The move didn’t work out, however, as relievers Aaron Slegers and Alex Claudio struggled, combining to allow four runs. Ohtani had one ball hit to him in right field and struck out looking in the ninth. Maddon said he didn’t give much consideration to leaving Ohtani in to pitch in the eighth, as he believed he had seen enough from the right-hander, who hasn’t thrown more than 92 pitches in any of his outings this season.
“I was really anticipating 1-1 into the top of the ninth and it didn't occur,” Maddon said. “But I think his full complement of talents were on display tonight. That was the perfect storm basically where he was coming up in the batting order, pitching seven innings. It was all there. It couldn't have worked out any better, other than the outcome."
Ohtani entered with a 9.00 ERA in the first inning this season but a 0.61 ERA in all other frames as he’s struggled to get into a rhythm on the mound early in games. It looked like he could run into trouble early again, promptly giving up a single to Jose Altuve on the first pitch of the game. But he bounced back to retire the next three batters, including two by strikeout. Ohtani threw 12 pitches in the first, marking the first time he'd thrown fewer than 20 pitches in an opening frame this year.
Ohtani had also suffered from some command issues this year, entering with 19 walks in 18 2/3 innings and six in five innings in his last start. But he walked just one, issuing a free pass to Tucker with two outs in the second on a 3-2 slider out of the zone. He credited better fastball command for his success, as he was able to get quick outs with the pitch, even with Astros hitters being aggressive early in counts.
“I felt like they were sitting on my fastball,” Ohtani said through interpreter Ippei Mizuhara. “It opened up the splitter or breaking ball, but I felt like I could get one-pitch outs with the fastball.”
Ohtani also was in the lineup and batting second, which was the third time he's done that this season after never doing it in the Majors before this year. He became the first starting pitcher to hit for himself in three different games in which a designated hitter was available. He went 1-for-4, singling off Lance McCullers Jr. to lead off the seventh, and Ohtani’s overall performance impressed Astros manager Dusty Baker.
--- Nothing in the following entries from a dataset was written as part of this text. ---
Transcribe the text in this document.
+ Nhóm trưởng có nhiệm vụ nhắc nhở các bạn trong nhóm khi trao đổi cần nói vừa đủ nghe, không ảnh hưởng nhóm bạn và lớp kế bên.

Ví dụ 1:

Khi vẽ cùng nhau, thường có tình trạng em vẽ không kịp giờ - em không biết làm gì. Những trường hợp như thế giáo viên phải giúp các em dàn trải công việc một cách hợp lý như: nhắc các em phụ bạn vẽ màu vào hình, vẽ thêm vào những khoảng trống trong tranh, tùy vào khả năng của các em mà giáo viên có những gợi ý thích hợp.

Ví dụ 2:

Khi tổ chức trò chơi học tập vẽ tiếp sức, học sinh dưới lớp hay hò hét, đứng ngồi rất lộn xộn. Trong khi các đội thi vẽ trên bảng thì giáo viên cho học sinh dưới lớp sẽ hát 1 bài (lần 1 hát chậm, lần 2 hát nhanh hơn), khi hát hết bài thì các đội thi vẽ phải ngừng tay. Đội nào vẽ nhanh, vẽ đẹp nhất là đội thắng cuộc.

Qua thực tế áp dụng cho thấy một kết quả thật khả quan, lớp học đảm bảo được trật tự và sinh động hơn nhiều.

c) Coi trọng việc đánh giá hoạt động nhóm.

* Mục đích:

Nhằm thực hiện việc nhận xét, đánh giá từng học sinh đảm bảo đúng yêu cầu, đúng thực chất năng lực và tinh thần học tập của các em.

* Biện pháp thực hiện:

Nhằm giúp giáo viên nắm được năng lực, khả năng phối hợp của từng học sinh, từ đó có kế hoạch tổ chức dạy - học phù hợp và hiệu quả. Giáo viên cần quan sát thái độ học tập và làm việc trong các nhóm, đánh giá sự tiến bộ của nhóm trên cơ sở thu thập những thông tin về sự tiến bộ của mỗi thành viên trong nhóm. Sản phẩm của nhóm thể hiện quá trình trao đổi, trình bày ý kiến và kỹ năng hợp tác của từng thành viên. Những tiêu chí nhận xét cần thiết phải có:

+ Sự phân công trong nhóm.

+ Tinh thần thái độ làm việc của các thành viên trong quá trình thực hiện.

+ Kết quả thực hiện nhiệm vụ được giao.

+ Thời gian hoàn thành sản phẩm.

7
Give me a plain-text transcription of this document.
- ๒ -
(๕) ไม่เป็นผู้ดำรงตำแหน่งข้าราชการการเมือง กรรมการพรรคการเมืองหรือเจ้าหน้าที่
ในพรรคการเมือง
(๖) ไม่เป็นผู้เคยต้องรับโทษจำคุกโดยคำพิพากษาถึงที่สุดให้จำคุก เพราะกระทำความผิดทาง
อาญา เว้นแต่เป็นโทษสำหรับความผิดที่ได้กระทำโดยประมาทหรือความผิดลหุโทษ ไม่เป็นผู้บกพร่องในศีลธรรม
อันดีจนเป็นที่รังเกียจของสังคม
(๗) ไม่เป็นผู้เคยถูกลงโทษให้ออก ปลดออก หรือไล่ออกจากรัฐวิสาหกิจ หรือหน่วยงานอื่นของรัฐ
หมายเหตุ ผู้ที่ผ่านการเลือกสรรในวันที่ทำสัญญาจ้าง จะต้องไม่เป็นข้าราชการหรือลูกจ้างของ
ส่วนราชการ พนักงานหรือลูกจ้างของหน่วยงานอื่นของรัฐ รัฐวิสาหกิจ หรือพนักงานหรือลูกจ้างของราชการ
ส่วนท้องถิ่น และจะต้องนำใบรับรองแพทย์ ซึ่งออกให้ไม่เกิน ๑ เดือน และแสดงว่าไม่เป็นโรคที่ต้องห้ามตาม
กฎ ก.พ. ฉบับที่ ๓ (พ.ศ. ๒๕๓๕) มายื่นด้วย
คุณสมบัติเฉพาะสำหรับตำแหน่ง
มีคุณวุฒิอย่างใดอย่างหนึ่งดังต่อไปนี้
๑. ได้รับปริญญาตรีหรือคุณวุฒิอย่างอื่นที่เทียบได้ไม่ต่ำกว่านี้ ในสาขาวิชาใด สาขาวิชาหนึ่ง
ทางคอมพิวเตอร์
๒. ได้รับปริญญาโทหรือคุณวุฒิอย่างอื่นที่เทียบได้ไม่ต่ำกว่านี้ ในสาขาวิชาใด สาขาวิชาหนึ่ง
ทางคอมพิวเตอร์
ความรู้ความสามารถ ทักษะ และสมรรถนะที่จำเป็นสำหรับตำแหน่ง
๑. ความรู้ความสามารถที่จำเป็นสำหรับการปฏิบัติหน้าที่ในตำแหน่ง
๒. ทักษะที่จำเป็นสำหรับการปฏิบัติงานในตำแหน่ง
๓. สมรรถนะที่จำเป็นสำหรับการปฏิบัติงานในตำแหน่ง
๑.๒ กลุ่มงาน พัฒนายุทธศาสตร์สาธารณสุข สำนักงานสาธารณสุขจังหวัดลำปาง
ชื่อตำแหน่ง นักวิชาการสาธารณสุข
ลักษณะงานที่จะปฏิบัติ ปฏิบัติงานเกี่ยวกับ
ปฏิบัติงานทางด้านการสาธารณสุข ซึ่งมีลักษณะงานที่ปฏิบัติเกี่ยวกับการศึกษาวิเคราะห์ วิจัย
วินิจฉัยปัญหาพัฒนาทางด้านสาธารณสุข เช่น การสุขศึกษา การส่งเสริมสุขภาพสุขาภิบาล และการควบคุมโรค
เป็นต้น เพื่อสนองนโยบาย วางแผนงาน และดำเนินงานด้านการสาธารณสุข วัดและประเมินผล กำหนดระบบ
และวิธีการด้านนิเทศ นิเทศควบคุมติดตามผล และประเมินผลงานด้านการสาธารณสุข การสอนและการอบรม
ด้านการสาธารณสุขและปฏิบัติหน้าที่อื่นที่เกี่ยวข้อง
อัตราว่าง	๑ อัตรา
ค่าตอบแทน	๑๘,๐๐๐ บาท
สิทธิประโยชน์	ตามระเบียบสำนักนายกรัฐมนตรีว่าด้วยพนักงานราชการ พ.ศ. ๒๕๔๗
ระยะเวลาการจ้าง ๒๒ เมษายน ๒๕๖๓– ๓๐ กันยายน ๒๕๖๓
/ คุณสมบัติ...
“That’s the best I’ve seen him throw,” Baker said. “He had 95-99 [mph] and was dotting the fastball low and away. That’s the best command and control. Boy, he’s some athlete. To do that and go play right field, too.”
His move to right field was also a rare occurrence, marking just the second time in his career that he’s appeared in the field. He also saw action in left field for an inning on April 24, when the Angels were losing 16-2 and were using a position player on the mound.
Ohtani said he was told he could possibly play the outfield in around the sixth inning and was fully on board with the decision. It’s something the Angels could also do a bit going forward, but Maddon said it would have to be under the right circumstances.
"It was a close game,” Ohtani said. “I figured with my spot in the batting order coming up in the ninth inning, if I could make a difference with the bat, I was all for it."